Entre nós, Portugueses, não se apresenta com carácter de profunda autenticidade o problema de optar por um dos termos daquela díade. Em todas as gerações de escritores surgem representantes da doutrina mais séria que profetiza o fim do Mal pelo advento do Messias. Variante é a qualidade do profetismo e do messianismo, que ora se apresenta em termos patrióticos de nacionalidade, ora em termos religiosos de humanidade, ora ainda em termos abstractos de ciência, técnica ou sociológica. Em vez do necessitarismo filosófico de qualquer dedução cronológica, admitem os Portugueses ser contingente, e portanto dependente da iniciativa e do esforço humanos, o exercício da liberdade e o cumprimento da redenção. A filosofia portuguesa tem sido, até agora, uma reflexão sucessiva sobre autores, acções e actos nacionais, preocupada como esteve de relacionar o pensar com o agir, em vez do pensar com o ser. Não é um sistema, nem uma ciência, mas uma arte. Falta, porém, a esta atitude de sempre, uma doutrina adequada ao tempo presente.


Notas:

(20) Leonardo Coimbra, A Luta pela Imortalidade, Porto, 1918.

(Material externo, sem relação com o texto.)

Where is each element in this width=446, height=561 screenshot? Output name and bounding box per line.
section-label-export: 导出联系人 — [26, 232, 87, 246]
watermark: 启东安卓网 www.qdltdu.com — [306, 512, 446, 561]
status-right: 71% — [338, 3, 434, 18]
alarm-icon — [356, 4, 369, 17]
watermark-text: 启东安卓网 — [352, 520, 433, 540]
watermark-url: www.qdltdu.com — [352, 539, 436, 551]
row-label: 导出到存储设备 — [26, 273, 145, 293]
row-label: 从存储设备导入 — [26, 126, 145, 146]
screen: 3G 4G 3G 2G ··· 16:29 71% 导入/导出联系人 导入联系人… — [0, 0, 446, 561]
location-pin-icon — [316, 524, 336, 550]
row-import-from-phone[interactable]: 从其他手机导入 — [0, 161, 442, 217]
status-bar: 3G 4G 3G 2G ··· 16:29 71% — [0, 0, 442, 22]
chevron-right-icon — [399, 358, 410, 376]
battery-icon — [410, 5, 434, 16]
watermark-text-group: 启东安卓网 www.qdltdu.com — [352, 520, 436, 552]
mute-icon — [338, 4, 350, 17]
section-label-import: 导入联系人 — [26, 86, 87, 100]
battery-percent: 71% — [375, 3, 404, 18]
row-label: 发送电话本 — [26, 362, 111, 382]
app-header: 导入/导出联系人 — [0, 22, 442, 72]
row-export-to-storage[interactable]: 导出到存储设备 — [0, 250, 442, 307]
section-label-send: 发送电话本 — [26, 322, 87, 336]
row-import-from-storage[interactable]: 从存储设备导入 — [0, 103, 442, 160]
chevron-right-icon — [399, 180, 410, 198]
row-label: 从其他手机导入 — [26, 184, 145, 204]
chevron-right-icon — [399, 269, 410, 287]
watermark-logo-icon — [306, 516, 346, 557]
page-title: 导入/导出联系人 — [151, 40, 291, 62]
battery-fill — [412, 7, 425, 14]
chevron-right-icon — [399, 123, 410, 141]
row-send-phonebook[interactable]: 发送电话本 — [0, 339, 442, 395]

(21) Étienne Gilson, La Philosophie au Moyen Age, Paris, 1922, I, 6.

(22) Efrem Bettoni, Duns Scoto, Bréscia, 1946.

(23) Louis Rougier, La Scolastique et le Tomisme, Paris, 1925.

(24) Jacques Maritain, Court Traité de l'Existence et de l'Existant, Paris, 1947.

(25) Maurice Nédoncelle, Existe-t-il une Philosophie Chrétienne?, Paris, 1958.